README FILE FOR:  RATS Language Identification (LID) Corpus
 LDC Catalog-ID:  LDC2018S10


Authors:
        David Graff <graff@ldc.upenn.edu>,
        Xiaoyi Ma <xma@ldc.upenn.edu>, 
        Stephanie Strassel <strassel@ldc.upenn.edu>
        Kevin Walker <walkerk@ldc.upenn.edu>
		Karen Jones <karj@ldc.upenn.edu>

0.0 Overview of README contents

  1.0 Introduction
  2.0 Corpus Structure
     2.1 Organization of Directories
     2.2 File Name Patterns
  3.0 Structure of Documentation Tables
     3.1 Source audio summary: fileset_info.tab
     3.2 Source audio provenance: concat_info.tab, nist_lre_info.tab
     3.3 Retransmitted audio details: annotations/*.tab
  4.0 Description of Data Files (FLAC audio)
  5.0 Description of Audio Collection Process
     5.1 Transceiver Channel Specifications
     5.2 Recording, Signal Processing, Quality Control and Alignment
  6.0 Description of LID  Annotation Process
     6.1 Annotation
     

1.0 Introduction

The RATS LID corpus comprises audio and annotation data created by the
LDC to provide training, development and initial test sets for the
Language Identification (LID) task in the DARPA RATS (Robust Automatic
Transcription of Speech) program.

The goal of the RATS program was to develop Human Language Technology
(HLT) systems capable of performing speech detection, language
identification, speaker identification and key-word spotting on the
severely degraded audio signals that are typical of various radio
communication channels, especially those employing various types of
handheld portable transceiver systems.

To support that goal, the LDC assembled a specialized system for
transmission, reception and digital capture of audio data, such that a
single source audio signal could be distributed and recorded over
eight distinct transceiver configurations simultaneously.  The
relatively clear source audio data was annotated manually to provide
the labels needed for a given HLT task, and these annotations were
then projected onto the corresponding eight channels of audio that
were recorded from the radio receivers.  Further details are provided
in later sections of the README file.

The source audio used to create the RATS LID corpus was drawn from two
types of sources:

(a) conversational telephone speech (CTS) recordings, taken either
    from previous LDC CTS corpora, or from CTS data collected
    specifically for the RATS program;

(b) portions of VOA broadcast news recordings containing narrow-band
    speech ("Broadcast Narrow-Band Speech", or BNBS), taken from data
    used in the 2009 NIST Language Recognition Evaluation (LRE2009).

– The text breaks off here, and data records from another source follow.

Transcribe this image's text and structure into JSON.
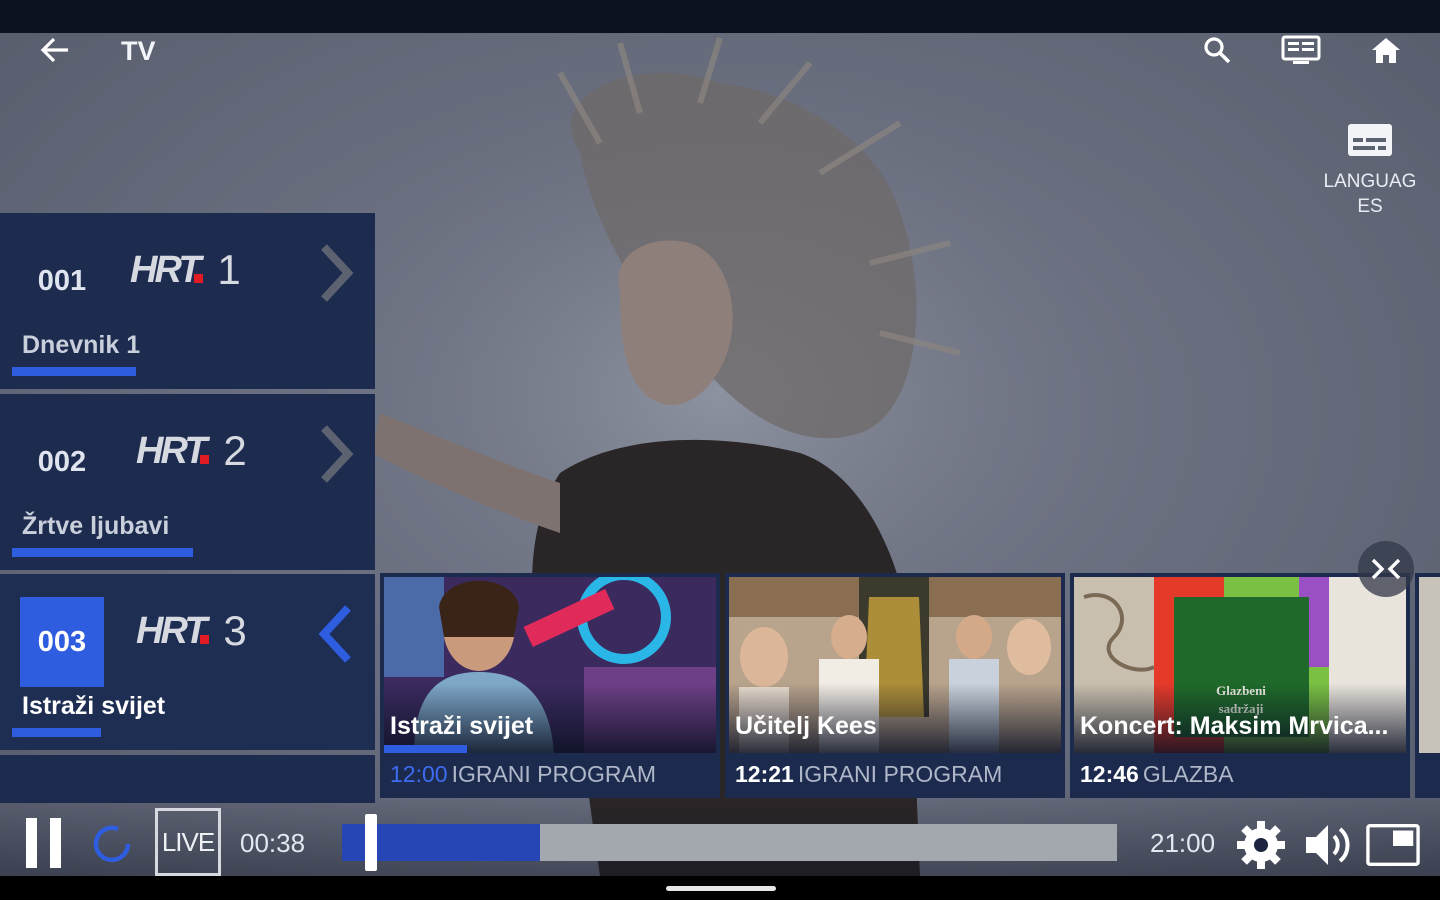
{
  "header": {
    "title": "TV",
    "icons": [
      "back-arrow-icon",
      "search-icon",
      "tv-guide-icon",
      "home-icon"
    ]
  },
  "language_button": {
    "icon": "subtitles-icon",
    "label": "LANGUAGES"
  },
  "channels": [
    {
      "number": "001",
      "logo_text": "HRT",
      "logo_number": "1",
      "show": "Dnevnik 1",
      "progress": 0.35,
      "active": false
    },
    {
      "number": "002",
      "logo_text": "HRT",
      "logo_number": "2",
      "show": "Žrtve ljubavi",
      "progress": 0.51,
      "active": false
    },
    {
      "number": "003",
      "logo_text": "HRT",
      "logo_number": "3",
      "show": "Istraži svijet",
      "progress": 0.25,
      "active": true
    }
  ],
  "programs": [
    {
      "title": "Istraži svijet",
      "time": "12:00",
      "genre": "IGRANI PROGRAM",
      "current": true,
      "progress": 0.25
    },
    {
      "title": "Učitelj Kees",
      "time": "12:21",
      "genre": "IGRANI PROGRAM",
      "current": false
    },
    {
      "title": "Koncert: Maksim Mrvica...",
      "time": "12:46",
      "genre": "GLAZBA",
      "current": false,
      "thumb_text": "Glazbeni sadržaji"
    }
  ],
  "player": {
    "live_label": "LIVE",
    "elapsed": "00:38",
    "duration": "21:00",
    "buffered": 0.255,
    "position": 0.03
  },
  "colors": {
    "accent": "#2f5de0",
    "panel": "#1d2b4f",
    "background": "#0c1220"
  }
}
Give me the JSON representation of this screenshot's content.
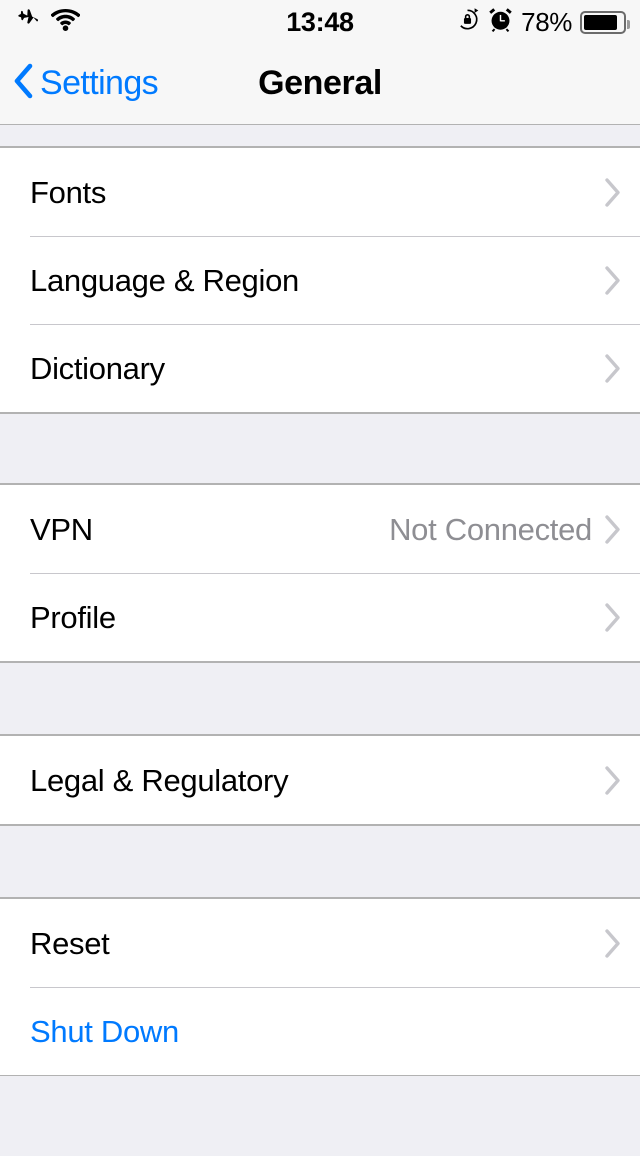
{
  "status_bar": {
    "airplane_icon": "airplane-icon",
    "wifi_icon": "wifi-icon",
    "time": "13:48",
    "rotation_lock_icon": "rotation-lock-icon",
    "alarm_icon": "alarm-clock-icon",
    "battery_percent": "78%",
    "battery_level": 78
  },
  "nav": {
    "back_label": "Settings",
    "back_icon": "chevron-left-icon",
    "title": "General"
  },
  "colors": {
    "tint": "#007AFF",
    "detail_gray": "#8E8E93",
    "chevron_gray": "#C7C7CC",
    "group_bg": "#EFEFF4",
    "row_bg": "#FFFFFF",
    "separator": "#C8C7CC"
  },
  "sections": [
    {
      "rows": [
        {
          "label": "Fonts",
          "detail": "",
          "chevron": true,
          "tinted": false
        },
        {
          "label": "Language & Region",
          "detail": "",
          "chevron": true,
          "tinted": false
        },
        {
          "label": "Dictionary",
          "detail": "",
          "chevron": true,
          "tinted": false
        }
      ]
    },
    {
      "rows": [
        {
          "label": "VPN",
          "detail": "Not Connected",
          "chevron": true,
          "tinted": false
        },
        {
          "label": "Profile",
          "detail": "",
          "chevron": true,
          "tinted": false
        }
      ]
    },
    {
      "rows": [
        {
          "label": "Legal & Regulatory",
          "detail": "",
          "chevron": true,
          "tinted": false
        }
      ]
    },
    {
      "rows": [
        {
          "label": "Reset",
          "detail": "",
          "chevron": true,
          "tinted": false
        },
        {
          "label": "Shut Down",
          "detail": "",
          "chevron": false,
          "tinted": true
        }
      ]
    }
  ]
}
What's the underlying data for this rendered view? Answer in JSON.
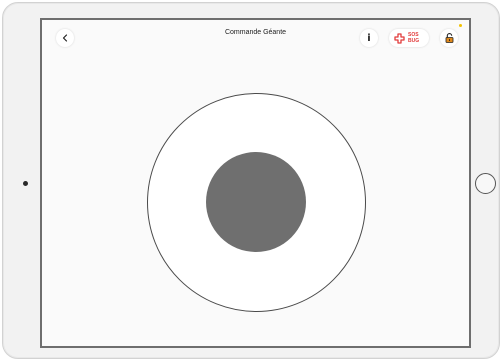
{
  "header": {
    "title": "Commande Géante",
    "info_label": "i",
    "sos_line1": "SOS",
    "sos_line2": "BUG"
  },
  "icons": {
    "back": "chevron-left-icon",
    "sos": "medical-cross-icon",
    "lock": "unlocked-padlock-icon"
  },
  "colors": {
    "sos_red": "#e23b3b",
    "lock_orange": "#e08a1e",
    "knob_gray": "#6f6f6f",
    "notification_yellow": "#f2c200"
  }
}
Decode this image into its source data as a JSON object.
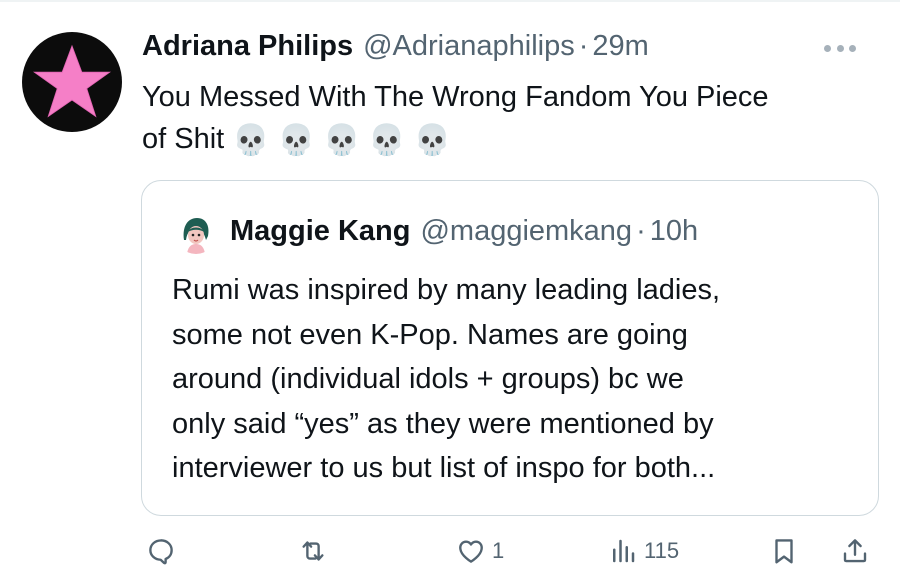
{
  "tweet": {
    "author_name": "Adriana Philips",
    "author_handle": "@Adrianaphilips",
    "separator": "·",
    "time": "29m",
    "line1": "You Messed With The Wrong Fandom You Piece",
    "line2": "of Shit",
    "emoji": "💀",
    "avatar_icon": "pink-star-icon"
  },
  "quoted": {
    "author_name": "Maggie Kang",
    "author_handle": "@maggiemkang",
    "separator": "·",
    "time": "10h",
    "lines": [
      "Rumi was inspired by many leading ladies,",
      "some not even K-Pop. Names are going",
      "around (individual idols + groups) bc we",
      "only said “yes” as they were mentioned by",
      "interviewer to us but list of inspo for both..."
    ]
  },
  "actions": {
    "replies": "",
    "retweets": "",
    "likes": "1",
    "views": "115"
  },
  "colors": {
    "text": "#0f1419",
    "secondary": "#536471",
    "border": "#cfd9de",
    "star": "#f57fc7"
  }
}
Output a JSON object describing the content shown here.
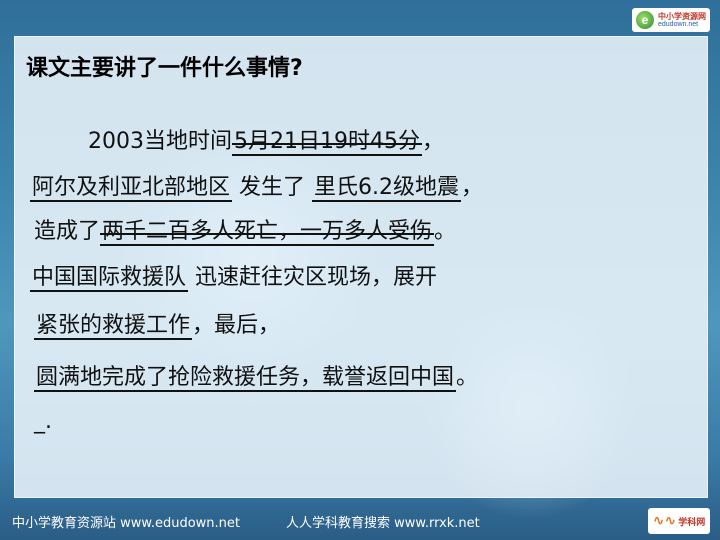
{
  "slide": {
    "title": "课文主要讲了一件什么事情?",
    "lines": [
      {
        "a": "2003当地时间",
        "b": "5月21日19时45分",
        "c": "，"
      },
      {
        "a": "阿尔及利亚北部地区",
        "b": "发生了",
        "c": "里氏6.2级地震",
        "d": "，"
      },
      {
        "a": "造成了",
        "b": "两千二百多人死亡，一万多人受伤",
        "c": "。"
      },
      {
        "a": "中国国际救援队",
        "b": "迅速赶往灾区现场，展开"
      },
      {
        "a": "紧张的救援工作",
        "b": "，最后，"
      },
      {
        "a": "圆满地完成了抢险救援任务，载誉返回中国",
        "b": "。"
      },
      {
        "a": "_."
      }
    ]
  },
  "header": {
    "logo_main": "中小学资源网",
    "logo_sub": "edudown.net"
  },
  "footer": {
    "left_text": "中小学教育资源站 www.edudown.net",
    "right_text": "人人学科教育搜索 www.rrxk.net",
    "logo_text": "学科网"
  }
}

The RATS LID task focused on five languages, listed here with the
abbreviations used for them in this corpus:

  alv : Levantine Arabic
  fas : Farsi
  prs : Dari
  pus : Pashto
  urd : Urdu

Additional data was selected from a wide assortment of other
languages, to serve as "background model" training and "distractor"
test segments; all such data are grouped together under the single
'pseudo-language' label "mul".

The amount of source audio data in the corpus can be summarized by
language as follows:

     #SOURCE #SOURCE
LNG    FILES   HOURS
--------------------
alv     4322   165.1
fas     1012    38.6
prs      251     9.6
pus     3047   112.6
urd     2201    80.9
mul     3948   203.7
--------------------
Total  14781   610.4

All files are single-channel, and hours reported above are based on
file duration.  As explained in section 5 below, the density of speech
in the source files is relatively high, because most files were either
assembled by concatenation of speech segments, or drawn from broadcast
sources, where speech tends to be much denser than in CTS.  (It's
notable that the "mul" category is actually a mixture of BNBS and CTS
source data, where the CTS sources were not subject to concatenation
of speech regions; the "mul" files from CTS sources tend to be longer
and have relatively less dense speech, but the "nominal" amount of
actual speech per file roughly equivalent.)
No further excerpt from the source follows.